Taiwan's mercurial politics changed decisively on Tuesday. Kuomintang chairman Ma Ying-jeou was indicted on corruption charges, resigned as KMT chairman and announced he would run for the island's presidency next year - all in one dramatic day. But while Ma is a strong candidate, the conventional wisdom that the KMT will take back Taiwan's presidency and resolve its tense relationship with Beijing is now an open question.
No one in Taiwan believes that Ma is personally corrupt. But he and his party have lost the moral high ground over President Chen Shui-bian and the Democratic Progressive Party that they enjoyed briefly last autumn. That was when Mr Chen's wife, trusted henchmen and son-in-law were indicted or convicted, one after another, on corruption charges. All of Taiwan's politicians are now painted in varying shades of grey.

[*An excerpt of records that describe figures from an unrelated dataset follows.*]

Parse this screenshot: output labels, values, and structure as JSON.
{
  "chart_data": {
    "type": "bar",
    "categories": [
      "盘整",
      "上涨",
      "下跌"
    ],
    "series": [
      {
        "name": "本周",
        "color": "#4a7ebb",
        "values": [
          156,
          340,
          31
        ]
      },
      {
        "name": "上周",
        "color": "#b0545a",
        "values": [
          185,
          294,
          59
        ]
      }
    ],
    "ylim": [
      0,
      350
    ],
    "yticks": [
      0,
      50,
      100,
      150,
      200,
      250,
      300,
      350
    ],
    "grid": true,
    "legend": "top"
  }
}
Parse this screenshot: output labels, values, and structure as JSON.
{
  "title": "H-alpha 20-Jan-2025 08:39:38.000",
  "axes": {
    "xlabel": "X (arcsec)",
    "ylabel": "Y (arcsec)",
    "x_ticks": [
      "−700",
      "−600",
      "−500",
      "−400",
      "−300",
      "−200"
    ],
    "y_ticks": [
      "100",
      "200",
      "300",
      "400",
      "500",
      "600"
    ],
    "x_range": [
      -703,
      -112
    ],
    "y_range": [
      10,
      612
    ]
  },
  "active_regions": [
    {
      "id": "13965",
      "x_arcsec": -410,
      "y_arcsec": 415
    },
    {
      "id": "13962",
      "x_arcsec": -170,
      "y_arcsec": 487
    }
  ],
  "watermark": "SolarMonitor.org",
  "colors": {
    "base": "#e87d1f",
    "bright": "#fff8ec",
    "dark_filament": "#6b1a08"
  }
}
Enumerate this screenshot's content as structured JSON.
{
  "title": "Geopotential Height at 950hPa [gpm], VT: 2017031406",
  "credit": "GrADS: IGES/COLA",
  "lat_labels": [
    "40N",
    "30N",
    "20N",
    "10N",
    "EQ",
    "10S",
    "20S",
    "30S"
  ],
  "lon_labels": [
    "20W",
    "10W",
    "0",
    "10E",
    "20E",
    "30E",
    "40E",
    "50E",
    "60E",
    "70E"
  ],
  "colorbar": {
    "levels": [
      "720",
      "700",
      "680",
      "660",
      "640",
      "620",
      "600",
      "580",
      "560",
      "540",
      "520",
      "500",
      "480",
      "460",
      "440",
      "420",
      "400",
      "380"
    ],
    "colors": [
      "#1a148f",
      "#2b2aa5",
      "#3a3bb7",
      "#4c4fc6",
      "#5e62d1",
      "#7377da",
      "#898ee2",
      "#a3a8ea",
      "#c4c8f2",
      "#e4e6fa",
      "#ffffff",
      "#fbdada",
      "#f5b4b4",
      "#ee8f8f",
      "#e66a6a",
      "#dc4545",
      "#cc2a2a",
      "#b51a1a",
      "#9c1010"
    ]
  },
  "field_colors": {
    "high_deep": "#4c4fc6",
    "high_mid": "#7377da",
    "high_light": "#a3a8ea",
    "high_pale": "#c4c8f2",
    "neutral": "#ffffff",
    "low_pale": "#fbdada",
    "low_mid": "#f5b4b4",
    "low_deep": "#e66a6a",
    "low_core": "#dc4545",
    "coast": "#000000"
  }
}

Like the president, Ma has been revealed to be an imperfect figure. The implications, however, are far more serious for him - and the few remaining advocates of a closer relationship with mainland China in Taiwan - than they are for Mr Chen.
Ma is now the only remaining credible national political figure in Taiwan who actually believes in the title Republic of China - the symbolic umbilical cord that connects Taiwan to the narrative of modern Chinese history.
His indictment and resignation as KMT chairman opens the way for his ethnic Taiwanese rivals - Ma is the son of refugees from mainland China - inside the KMT.
Politics in Taiwan is often intensely personal. Ma's main rival inside the party, legislative speaker Wang Jyn-ping, has been waiting quietly for his moment to strike ever since Ma trounced him in the first direct elections for KMT chairman, last year. Mr Wang is a political operator from Taiwan's deep south, with no ideological ties to the KMT and its mainland nationalist history. Now that Ma has been disgraced, Mr Wang will not hesitate to join up with whomever loses the intense ongoing struggle inside the DPP for next year's presidential nomination.
If, for example, ex-Kaohsiung mayor Frank Hsieh Chang-ting loses in the DPP primary to Premier Su Tseng-chang, then Mr Wang and Mr Hsieh could easily form an independent ticket with strong appeal to moderate Taiwanese voters. With support from Lee Teng-hui, the godfather of Taiwanese politics, the Wang-Hsieh ticket could split the KMT vote and create the sort of three-way election that the DPP has historically been able to exploit.